On October 7, a 36-year-old mother of three was reportedly beaten and strangled in her home just east of Jordan’s capital Amman, allegedly at the hands of her ex-husband. The following day, in another case, an 18-year-old man shot and murdered his 20-year-old sister in the town of Madaba after he reportedly discovered that she had a phone that their family didn’t know about.
In just a one-week period this month, Jordanian media reported six women killed in the name of “family honor.” This spate of violence has renewed attention to “honor” killings in the country, particularly since these murders occurred so close together.
Typically, there are between 15 and 20 reports of so-called “honor” killings each year in Jordan – primarily women and girls who are brutally murdered by their male relatives over suspicion of relationships outside of marriage, or other actions that supposedly impinge on family “honor” in conservative societies.
Even before the bloody week in early October, so-called “honor” killings were on the rise in Jordan. The Sisterhood is Global Association, which tracks women’s rights issues in the country, noted a 53 percent rise in such killings in 2016, with 26 “honor” killings so far this year compared to 17 for all of 2015.

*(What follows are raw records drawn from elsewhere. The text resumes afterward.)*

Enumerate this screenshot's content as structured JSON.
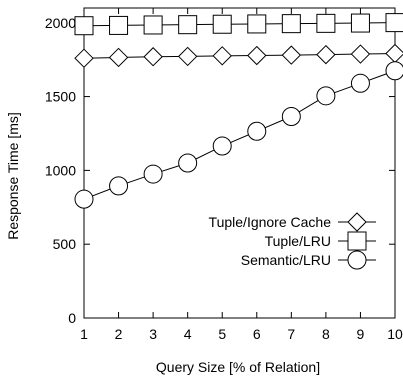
{
  "chart_data": {
    "type": "line",
    "title": "",
    "xlabel": "Query Size [% of Relation]",
    "ylabel": "Response Time [ms]",
    "x": [
      1,
      2,
      3,
      4,
      5,
      6,
      7,
      8,
      9,
      10
    ],
    "xlim": [
      1,
      10
    ],
    "ylim": [
      0,
      2100
    ],
    "xticks": [
      "1",
      "2",
      "3",
      "4",
      "5",
      "6",
      "7",
      "8",
      "9",
      "10"
    ],
    "yticks": [
      "0",
      "500",
      "1000",
      "1500",
      "2000"
    ],
    "ytick_values": [
      0,
      500,
      1000,
      1500,
      2000
    ],
    "grid": false,
    "legend_position": "bottom-right",
    "series": [
      {
        "name": "Tuple/Ignore Cache",
        "marker": "diamond",
        "values": [
          1760,
          1765,
          1770,
          1772,
          1776,
          1778,
          1781,
          1784,
          1788,
          1792
        ]
      },
      {
        "name": "Tuple/LRU",
        "marker": "square",
        "values": [
          1980,
          1982,
          1985,
          1987,
          1990,
          1992,
          1994,
          1996,
          1998,
          2001
        ]
      },
      {
        "name": "Semantic/LRU",
        "marker": "circle",
        "values": [
          805,
          895,
          975,
          1050,
          1165,
          1265,
          1365,
          1505,
          1590,
          1675
        ]
      }
    ]
  }
}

The Sisterhood wants to set up a national system to track how many of these murders are committed, but also other key elements like their cause, the relationship between the attacker and the victim, and the sentences handed down against the perpetrators.

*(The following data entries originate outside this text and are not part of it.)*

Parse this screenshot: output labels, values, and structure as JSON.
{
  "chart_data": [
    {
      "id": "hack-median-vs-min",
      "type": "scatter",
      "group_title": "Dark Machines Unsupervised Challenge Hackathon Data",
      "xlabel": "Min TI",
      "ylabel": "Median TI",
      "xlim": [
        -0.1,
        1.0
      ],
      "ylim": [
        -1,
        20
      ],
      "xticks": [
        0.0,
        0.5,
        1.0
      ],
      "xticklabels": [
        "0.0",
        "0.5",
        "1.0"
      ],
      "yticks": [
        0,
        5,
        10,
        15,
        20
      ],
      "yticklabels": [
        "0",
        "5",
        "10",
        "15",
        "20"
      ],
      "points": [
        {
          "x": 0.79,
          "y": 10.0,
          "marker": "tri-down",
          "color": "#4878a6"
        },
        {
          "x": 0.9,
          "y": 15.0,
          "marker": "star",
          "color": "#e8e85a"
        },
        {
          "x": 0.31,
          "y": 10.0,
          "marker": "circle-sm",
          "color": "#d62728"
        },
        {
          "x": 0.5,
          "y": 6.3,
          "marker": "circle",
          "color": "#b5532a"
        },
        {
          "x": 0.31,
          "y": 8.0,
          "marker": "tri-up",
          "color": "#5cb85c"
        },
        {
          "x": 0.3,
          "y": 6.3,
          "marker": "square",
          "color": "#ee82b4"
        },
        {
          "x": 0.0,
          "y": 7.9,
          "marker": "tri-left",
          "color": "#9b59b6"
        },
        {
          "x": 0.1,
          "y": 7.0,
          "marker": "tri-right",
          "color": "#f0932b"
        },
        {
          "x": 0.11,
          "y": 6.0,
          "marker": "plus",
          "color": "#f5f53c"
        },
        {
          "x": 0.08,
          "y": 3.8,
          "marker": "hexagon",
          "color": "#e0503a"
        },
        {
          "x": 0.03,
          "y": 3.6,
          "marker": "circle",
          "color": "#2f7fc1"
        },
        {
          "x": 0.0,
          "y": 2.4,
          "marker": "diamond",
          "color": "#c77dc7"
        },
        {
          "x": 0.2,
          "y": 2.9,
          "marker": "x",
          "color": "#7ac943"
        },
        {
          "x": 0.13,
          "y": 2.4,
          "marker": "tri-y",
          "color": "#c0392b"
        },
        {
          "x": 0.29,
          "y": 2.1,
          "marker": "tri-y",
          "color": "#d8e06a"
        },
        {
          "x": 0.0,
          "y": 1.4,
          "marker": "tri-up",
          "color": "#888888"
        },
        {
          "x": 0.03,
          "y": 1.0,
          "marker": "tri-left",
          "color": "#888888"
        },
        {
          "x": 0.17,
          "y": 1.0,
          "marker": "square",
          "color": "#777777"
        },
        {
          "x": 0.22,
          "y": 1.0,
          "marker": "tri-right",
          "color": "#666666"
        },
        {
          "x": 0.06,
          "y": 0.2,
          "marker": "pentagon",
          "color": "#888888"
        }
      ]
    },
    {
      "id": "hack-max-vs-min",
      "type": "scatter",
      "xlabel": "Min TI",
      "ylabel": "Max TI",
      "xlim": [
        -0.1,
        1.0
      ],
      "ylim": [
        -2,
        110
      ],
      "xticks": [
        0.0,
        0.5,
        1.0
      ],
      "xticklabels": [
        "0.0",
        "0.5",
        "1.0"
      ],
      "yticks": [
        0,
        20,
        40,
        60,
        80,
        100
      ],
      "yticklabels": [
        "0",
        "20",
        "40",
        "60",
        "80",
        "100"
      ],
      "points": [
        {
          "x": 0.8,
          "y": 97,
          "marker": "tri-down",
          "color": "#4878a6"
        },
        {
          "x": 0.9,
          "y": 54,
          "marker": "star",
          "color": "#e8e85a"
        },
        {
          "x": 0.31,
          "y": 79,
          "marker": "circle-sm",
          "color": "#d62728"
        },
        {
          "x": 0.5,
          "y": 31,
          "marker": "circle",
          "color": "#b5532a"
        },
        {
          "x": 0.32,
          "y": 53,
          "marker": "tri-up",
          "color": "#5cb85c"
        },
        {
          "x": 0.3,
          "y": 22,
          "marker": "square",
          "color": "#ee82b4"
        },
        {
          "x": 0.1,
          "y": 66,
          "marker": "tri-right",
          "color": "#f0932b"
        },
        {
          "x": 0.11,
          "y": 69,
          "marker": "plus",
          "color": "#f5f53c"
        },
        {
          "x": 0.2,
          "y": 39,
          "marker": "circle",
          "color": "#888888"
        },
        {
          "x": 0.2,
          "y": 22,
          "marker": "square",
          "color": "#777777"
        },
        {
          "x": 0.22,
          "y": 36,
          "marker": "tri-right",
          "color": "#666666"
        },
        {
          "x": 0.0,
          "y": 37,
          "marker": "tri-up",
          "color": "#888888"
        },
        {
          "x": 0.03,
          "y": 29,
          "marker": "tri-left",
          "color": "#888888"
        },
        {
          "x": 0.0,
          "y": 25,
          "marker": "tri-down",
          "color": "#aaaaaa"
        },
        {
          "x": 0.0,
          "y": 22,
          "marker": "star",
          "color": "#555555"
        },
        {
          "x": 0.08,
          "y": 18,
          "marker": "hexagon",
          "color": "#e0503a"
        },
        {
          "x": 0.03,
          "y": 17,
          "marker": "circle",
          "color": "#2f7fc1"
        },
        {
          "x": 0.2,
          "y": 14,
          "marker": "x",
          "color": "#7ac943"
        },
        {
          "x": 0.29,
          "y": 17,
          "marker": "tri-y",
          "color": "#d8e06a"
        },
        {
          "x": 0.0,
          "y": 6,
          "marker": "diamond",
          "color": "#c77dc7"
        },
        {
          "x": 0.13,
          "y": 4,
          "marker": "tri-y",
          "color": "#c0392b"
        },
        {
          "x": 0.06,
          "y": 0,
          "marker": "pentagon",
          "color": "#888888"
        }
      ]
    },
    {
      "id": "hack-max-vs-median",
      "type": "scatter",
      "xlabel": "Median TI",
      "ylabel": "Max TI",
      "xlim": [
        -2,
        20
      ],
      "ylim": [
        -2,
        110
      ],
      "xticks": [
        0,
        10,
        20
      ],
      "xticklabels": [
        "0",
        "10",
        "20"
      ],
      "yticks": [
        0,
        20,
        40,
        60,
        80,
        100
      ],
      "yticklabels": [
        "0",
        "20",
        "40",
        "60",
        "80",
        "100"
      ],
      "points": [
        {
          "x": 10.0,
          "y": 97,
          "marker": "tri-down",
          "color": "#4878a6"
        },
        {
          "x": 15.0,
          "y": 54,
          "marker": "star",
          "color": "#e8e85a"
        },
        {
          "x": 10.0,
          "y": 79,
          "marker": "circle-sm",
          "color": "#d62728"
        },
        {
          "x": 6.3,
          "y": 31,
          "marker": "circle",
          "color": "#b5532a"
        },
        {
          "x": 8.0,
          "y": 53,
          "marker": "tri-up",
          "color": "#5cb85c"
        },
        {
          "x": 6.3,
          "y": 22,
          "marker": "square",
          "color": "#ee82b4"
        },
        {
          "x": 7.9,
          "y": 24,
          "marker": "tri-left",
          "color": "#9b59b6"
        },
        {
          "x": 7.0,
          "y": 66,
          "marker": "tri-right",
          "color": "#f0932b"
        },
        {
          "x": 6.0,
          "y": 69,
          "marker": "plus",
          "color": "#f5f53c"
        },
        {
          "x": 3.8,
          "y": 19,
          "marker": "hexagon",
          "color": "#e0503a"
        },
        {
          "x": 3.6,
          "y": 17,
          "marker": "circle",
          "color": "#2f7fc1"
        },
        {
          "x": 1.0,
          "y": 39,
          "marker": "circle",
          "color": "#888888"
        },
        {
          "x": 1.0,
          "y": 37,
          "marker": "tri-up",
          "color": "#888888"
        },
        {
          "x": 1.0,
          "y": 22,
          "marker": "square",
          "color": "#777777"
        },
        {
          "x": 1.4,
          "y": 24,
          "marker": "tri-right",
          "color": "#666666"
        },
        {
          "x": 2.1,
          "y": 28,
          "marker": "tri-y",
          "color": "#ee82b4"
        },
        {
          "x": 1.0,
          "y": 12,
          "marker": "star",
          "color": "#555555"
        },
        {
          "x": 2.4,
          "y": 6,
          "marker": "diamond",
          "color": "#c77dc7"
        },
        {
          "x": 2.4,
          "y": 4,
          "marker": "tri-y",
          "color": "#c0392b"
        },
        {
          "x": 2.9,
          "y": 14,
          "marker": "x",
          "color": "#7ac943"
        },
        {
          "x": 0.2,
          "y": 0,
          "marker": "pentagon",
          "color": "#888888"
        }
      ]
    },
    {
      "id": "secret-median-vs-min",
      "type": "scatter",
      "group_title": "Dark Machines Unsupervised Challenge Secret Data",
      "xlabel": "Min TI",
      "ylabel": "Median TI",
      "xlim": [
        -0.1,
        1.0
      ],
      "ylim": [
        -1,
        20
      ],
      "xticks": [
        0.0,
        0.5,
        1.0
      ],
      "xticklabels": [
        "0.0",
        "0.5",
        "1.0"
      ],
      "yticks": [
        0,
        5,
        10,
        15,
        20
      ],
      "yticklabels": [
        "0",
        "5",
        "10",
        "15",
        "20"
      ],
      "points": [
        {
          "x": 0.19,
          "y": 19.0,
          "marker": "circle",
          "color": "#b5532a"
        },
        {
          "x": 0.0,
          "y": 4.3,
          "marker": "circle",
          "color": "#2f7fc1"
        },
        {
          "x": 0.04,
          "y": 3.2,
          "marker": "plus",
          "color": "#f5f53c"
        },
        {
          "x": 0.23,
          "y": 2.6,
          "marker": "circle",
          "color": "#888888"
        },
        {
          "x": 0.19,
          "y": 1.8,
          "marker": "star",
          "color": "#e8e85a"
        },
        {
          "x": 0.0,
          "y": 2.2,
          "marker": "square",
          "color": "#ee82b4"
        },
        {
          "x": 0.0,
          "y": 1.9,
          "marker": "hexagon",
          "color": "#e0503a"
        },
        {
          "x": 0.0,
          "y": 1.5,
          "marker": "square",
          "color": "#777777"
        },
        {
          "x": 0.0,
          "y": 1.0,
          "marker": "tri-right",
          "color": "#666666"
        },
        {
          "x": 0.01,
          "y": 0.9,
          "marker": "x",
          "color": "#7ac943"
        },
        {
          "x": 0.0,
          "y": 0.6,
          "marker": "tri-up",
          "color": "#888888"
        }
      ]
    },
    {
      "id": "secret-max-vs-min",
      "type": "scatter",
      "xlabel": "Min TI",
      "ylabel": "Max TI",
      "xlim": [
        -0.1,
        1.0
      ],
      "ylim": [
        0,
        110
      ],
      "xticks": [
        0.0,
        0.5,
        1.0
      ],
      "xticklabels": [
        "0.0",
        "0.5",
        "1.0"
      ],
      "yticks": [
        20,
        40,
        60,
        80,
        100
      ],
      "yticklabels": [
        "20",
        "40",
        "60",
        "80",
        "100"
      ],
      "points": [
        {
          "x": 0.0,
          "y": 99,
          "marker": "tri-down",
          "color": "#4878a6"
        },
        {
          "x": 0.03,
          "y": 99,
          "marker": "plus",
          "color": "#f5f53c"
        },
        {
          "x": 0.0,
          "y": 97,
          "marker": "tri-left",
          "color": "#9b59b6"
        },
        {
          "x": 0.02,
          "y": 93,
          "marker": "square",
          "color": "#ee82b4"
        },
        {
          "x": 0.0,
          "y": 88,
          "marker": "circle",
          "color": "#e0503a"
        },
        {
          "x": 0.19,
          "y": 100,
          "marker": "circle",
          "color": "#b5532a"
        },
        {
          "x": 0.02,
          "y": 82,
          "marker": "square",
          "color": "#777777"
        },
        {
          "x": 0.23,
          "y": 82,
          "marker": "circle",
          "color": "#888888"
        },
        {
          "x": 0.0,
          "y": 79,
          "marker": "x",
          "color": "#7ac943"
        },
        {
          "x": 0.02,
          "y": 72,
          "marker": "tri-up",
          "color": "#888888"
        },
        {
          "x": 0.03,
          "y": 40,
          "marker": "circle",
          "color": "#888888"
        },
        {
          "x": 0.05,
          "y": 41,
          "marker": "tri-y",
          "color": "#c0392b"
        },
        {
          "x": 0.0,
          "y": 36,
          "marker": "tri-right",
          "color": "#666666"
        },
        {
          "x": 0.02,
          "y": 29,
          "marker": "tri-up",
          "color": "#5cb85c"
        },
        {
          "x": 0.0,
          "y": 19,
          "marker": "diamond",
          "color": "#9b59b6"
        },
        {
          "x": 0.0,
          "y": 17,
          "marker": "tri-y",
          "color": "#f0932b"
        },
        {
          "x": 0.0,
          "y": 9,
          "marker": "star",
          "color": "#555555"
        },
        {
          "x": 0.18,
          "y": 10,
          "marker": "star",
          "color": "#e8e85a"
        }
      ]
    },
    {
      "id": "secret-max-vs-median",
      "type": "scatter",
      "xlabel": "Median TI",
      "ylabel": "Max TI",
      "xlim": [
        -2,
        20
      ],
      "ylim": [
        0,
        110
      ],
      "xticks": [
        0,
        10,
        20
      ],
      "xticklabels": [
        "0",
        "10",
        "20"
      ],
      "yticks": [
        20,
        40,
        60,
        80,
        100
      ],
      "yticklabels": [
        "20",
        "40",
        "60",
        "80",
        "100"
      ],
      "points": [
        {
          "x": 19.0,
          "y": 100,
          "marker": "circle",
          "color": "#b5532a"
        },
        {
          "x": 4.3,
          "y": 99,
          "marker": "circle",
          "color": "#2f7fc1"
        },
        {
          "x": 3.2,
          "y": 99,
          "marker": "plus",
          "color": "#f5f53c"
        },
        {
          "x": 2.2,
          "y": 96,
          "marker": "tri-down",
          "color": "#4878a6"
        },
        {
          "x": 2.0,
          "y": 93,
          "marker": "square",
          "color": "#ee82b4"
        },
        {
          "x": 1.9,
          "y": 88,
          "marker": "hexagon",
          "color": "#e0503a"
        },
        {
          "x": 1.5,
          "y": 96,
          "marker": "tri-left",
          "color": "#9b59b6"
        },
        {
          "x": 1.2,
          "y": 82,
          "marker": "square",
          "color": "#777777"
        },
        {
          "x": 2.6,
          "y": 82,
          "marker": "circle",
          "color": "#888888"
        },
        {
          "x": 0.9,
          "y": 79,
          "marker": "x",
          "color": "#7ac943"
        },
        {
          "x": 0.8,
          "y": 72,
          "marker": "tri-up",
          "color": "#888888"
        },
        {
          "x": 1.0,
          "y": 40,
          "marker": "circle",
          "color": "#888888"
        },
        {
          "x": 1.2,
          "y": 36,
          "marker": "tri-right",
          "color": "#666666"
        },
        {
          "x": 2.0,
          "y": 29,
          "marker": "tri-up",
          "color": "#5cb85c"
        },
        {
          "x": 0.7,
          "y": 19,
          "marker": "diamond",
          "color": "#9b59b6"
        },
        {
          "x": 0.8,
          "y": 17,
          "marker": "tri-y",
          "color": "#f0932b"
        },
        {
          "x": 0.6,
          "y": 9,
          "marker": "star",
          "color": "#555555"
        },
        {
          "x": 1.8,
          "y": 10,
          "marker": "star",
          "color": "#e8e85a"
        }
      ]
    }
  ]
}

Monitoring would help, but if the Jordanian government is serious about ending this bloodshed it should publicly denounce so-called “honor” crimes, and develop a national strategy to stop them. This strategy should include changing the law which currently lets perpetrators of these crimes to receive lighter sentences if the victim’s family drops their claim, which often happens in these cases.
Because “honor” killings are murder, pure and simple, Jordanian authorities need to ensure that victims receive justice regardless of the perpetrator.